[E-Lang] Why Not Coroutines? (was: Deadlock-free [was
what is good about E?])
Mark S. Miller
markm@caplet.com
Thu, 19 Jul 2001 08:55:27 -0700
At 07:03 AM Thursday 7/19/01, Jonathan S. Shapiro wrote:
>> Dan Moniz writes:
>>
>> Those 2 web pages describe coroutines, but Mark is talking about
>> coroutine *threads* aka user or cooperative threads.

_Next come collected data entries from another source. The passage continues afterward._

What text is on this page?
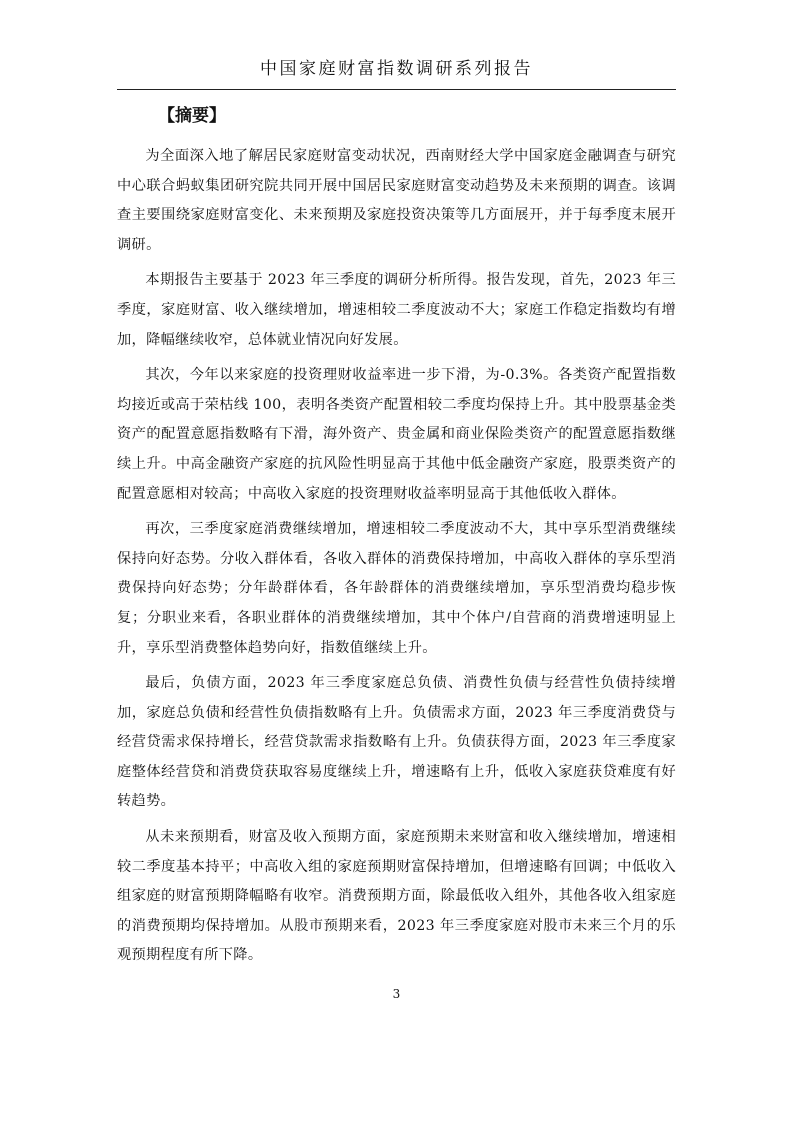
中国家庭财富指数调研系列报告
【摘要】

为全面深入地了解居民家庭财富变动状况，西南财经大学中国家庭金融调查与研究中心联合蚂蚁集团研究院共同开展中国居民家庭财富变动趋势及未来预期的调查。该调查主要围绕家庭财富变化、未来预期及家庭投资决策等几方面展开，并于每季度末展开调研。

本期报告主要基于 2023 年三季度的调研分析所得。报告发现，首先，2023 年三季度，家庭财富、收入继续增加，增速相较二季度波动不大；家庭工作稳定指数均有增加，降幅继续收窄，总体就业情况向好发展。

其次，今年以来家庭的投资理财收益率进一步下滑，为-0.3%。各类资产配置指数均接近或高于荣枯线 100，表明各类资产配置相较二季度均保持上升。其中股票基金类资产的配置意愿指数略有下滑，海外资产、贵金属和商业保险类资产的配置意愿指数继续上升。中高金融资产家庭的抗风险性明显高于其他中低金融资产家庭，股票类资产的配置意愿相对较高；中高收入家庭的投资理财收益率明显高于其他低收入群体。

再次，三季度家庭消费继续增加，增速相较二季度波动不大，其中享乐型消费继续保持向好态势。分收入群体看，各收入群体的消费保持增加，中高收入群体的享乐型消费保持向好态势；分年龄群体看，各年龄群体的消费继续增加，享乐型消费均稳步恢复；分职业来看，各职业群体的消费继续增加，其中个体户/自营商的消费增速明显上升，享乐型消费整体趋势向好，指数值继续上升。

最后，负债方面，2023 年三季度家庭总负债、消费性负债与经营性负债持续增加，家庭总负债和经营性负债指数略有上升。负债需求方面，2023 年三季度消费贷与经营贷需求保持增长，经营贷款需求指数略有上升。负债获得方面，2023 年三季度家庭整体经营贷和消费贷获取容易度继续上升，增速略有上升，低收入家庭获贷难度有好转趋势。

从未来预期看，财富及收入预期方面，家庭预期未来财富和收入继续增加，增速相较二季度基本持平；中高收入组的家庭预期财富保持增加，但增速略有回调；中低收入组家庭的财富预期降幅略有收窄。消费预期方面，除最低收入组外，其他各收入组家庭的消费预期均保持增加。从股市预期来看，2023 年三季度家庭对股市未来三个月的乐观预期程度有所下降。

3
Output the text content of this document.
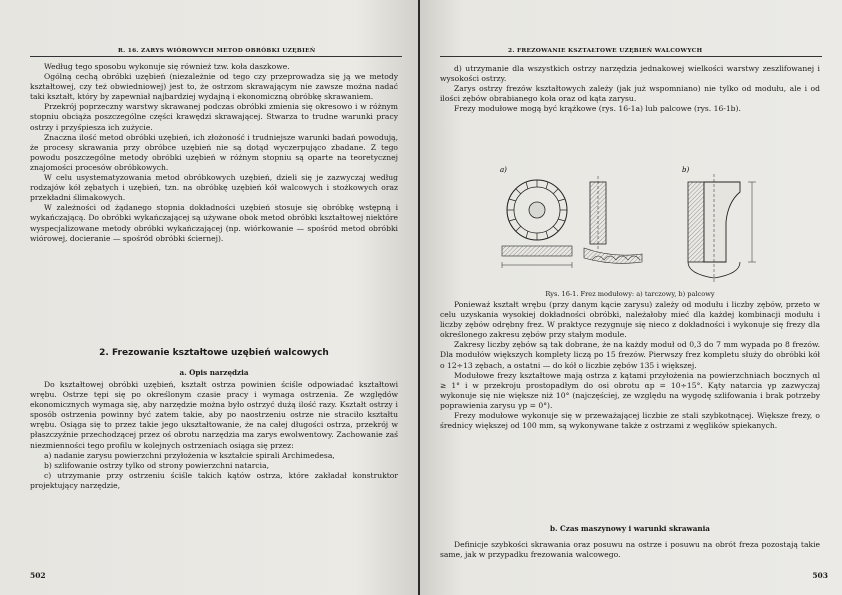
R. 16. ZARYS WIÓROWYCH METOD OBRÓBKI UZĘBIEŃ

Według tego sposobu wykonuje się również tzw. koła daszkowe.

Ogólną cechą obróbki uzębień (niezależnie od tego czy przeprowadza się ją we metody kształtowej, czy też obwiedniowej) jest to, że ostrzom skrawającym nie zawsze można nadać taki kształt, który by zapewniał najbardziej wydajną i ekonomiczną obróbkę skrawaniem.

Przekrój poprzeczny warstwy skrawanej podczas obróbki zmienia się okresowo i w różnym stopniu obciąża poszczególne części krawędzi skrawającej. Stwarza to trudne warunki pracy ostrzy i przyśpiesza ich zużycie.

Znaczna ilość metod obróbki uzębień, ich złożoność i trudniejsze warunki badań powodują, że procesy skrawania przy obróbce uzębień nie są dotąd wyczerpująco zbadane. Z tego powodu poszczególne metody obróbki uzębień w różnym stopniu są oparte na teoretycznej znajomości procesów obróbkowych.

W celu usystematyzowania metod obróbkowych uzębień, dzieli się je zazwyczaj według rodzajów kół zębatych i uzębień, tzn. na obróbkę uzębień kół walcowych i stożkowych oraz przekładni ślimakowych.

W zależności od żądanego stopnia dokładności uzębień stosuje się obróbkę wstępną i wykańczającą. Do obróbki wykańczającej są używane obok metod obróbki kształtowej niektóre wyspecjalizowane metody obróbki wykańczającej (np. wiórkowanie — spośród metod obróbki wiórowej, docieranie — spośród obróbki ściernej).

2. Frezowanie kształtowe uzębień walcowych
a. Opis narzędzia

Do kształtowej obróbki uzębień, kształt ostrza powinien ściśle odpowiadać kształtowi wrębu. Ostrze tępi się po określonym czasie pracy i wymaga ostrzenia. Ze względów ekonomicznych wymaga się, aby narzędzie można było ostrzyć dużą ilość razy. Kształt ostrzy i sposób ostrzenia powinny być zatem takie, aby po naostrzeniu ostrze nie straciło kształtu wrębu. Osiąga się to przez takie jego ukształtowanie, że na całej długości ostrza, przekrój w płaszczyźnie przechodzącej przez oś obrotu narzędzia ma zarys ewolwentowy. Zachowanie zaś niezmienności tego profilu w kolejnych ostrzeniach osiąga się przez:

a) nadanie zarysu powierzchni przyłożenia w kształcie spirali Archimedesa,

b) szlifowanie ostrzy tylko od strony powierzchni natarcia,

c) utrzymanie przy ostrzeniu ściśle takich kątów ostrza, które zakładał konstruktor projektujący narzędzie,

502
2. FREZOWANIE KSZTAŁTOWE UZĘBIEŃ WALCOWYCH

d) utrzymanie dla wszystkich ostrzy narzędzia jednakowej wielkości warstwy zeszlifowanej i wysokości ostrzy.

Zarys ostrzy frezów kształtowych zależy (jak już wspomniano) nie tylko od modułu, ale i od ilości zębów obrabianego koła oraz od kąta zarysu.

Frezy modułowe mogą być krążkowe (rys. 16-1a) lub palcowe (rys. 16-1b).

a)	b)
Rys. 16-1. Frez modułowy: a) tarczowy, b) palcowy

Ponieważ kształt wrębu (przy danym kącie zarysu) zależy od modułu i liczby zębów, przeto w celu uzyskania wysokiej dokładności obróbki, należałoby mieć dla każdej kombinacji modułu i liczby zębów odrębny frez. W praktyce rezygnuje się nieco z dokładności i wykonuje się frezy dla określonego zakresu zębów przy stałym module.

Zakresy liczby zębów są tak dobrane, że na każdy moduł od 0,3 do 7 mm wypada po 8 frezów. Dla modułów większych komplety liczą po 15 frezów. Pierwszy frez kompletu służy do obróbki kół o 12÷13 zębach, a ostatni — do kół o liczbie zębów 135 i większej.

Modułowe frezy kształtowe mają ostrza z kątami przyłożenia na powierzchniach bocznych αl ≥ 1° i w przekroju prostopadłym do osi obrotu αp = 10÷15°. Kąty natarcia γp zazwyczaj wykonuje się nie większe niż 10° (najczęściej, ze względu na wygodę szlifowania i brak potrzeby poprawienia zarysu γp = 0°).

Frezy modułowe wykonuje się w przeważającej liczbie ze stali szybkotnącej. Większe frezy, o średnicy większej od 100 mm, są wykonywane także z ostrzami z węglików spiekanych.

b. Czas maszynowy i warunki skrawania

Definicje szybkości skrawania oraz posuwu na ostrze i posuwu na obrót freza pozostają takie same, jak w przypadku frezowania walcowego.

503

>> Different things. Eg, unless I'm really missing something, one cannot
>> have one coroutine blocked on I/O while another coroutine is busy.
>
>We are running into a fundamental confusion about the meaning of the term
>"thread".
This is just too amusing a correction to pass up. There's yet another
meaning of thread, which is the email thread, in which there are also
several assumptions in the air, twisting around each other, that can get
confused with each other. In particular, Richard wrote the above paragraph
after including quotes from Dan and myself. More accurate would be:
At 11:03 PM Wednesday 7/18/01, Richard wrote:
>Dan Moniz writes:
>>[...]
>
>Those 2 web pages describe coroutines, but Mark is talking about
>coroutine *threads* aka user or cooperative threads.
>Different things. Eg, unless I'm really missing something, one cannot
>have one coroutine blocked on I/O while another coroutine is busy.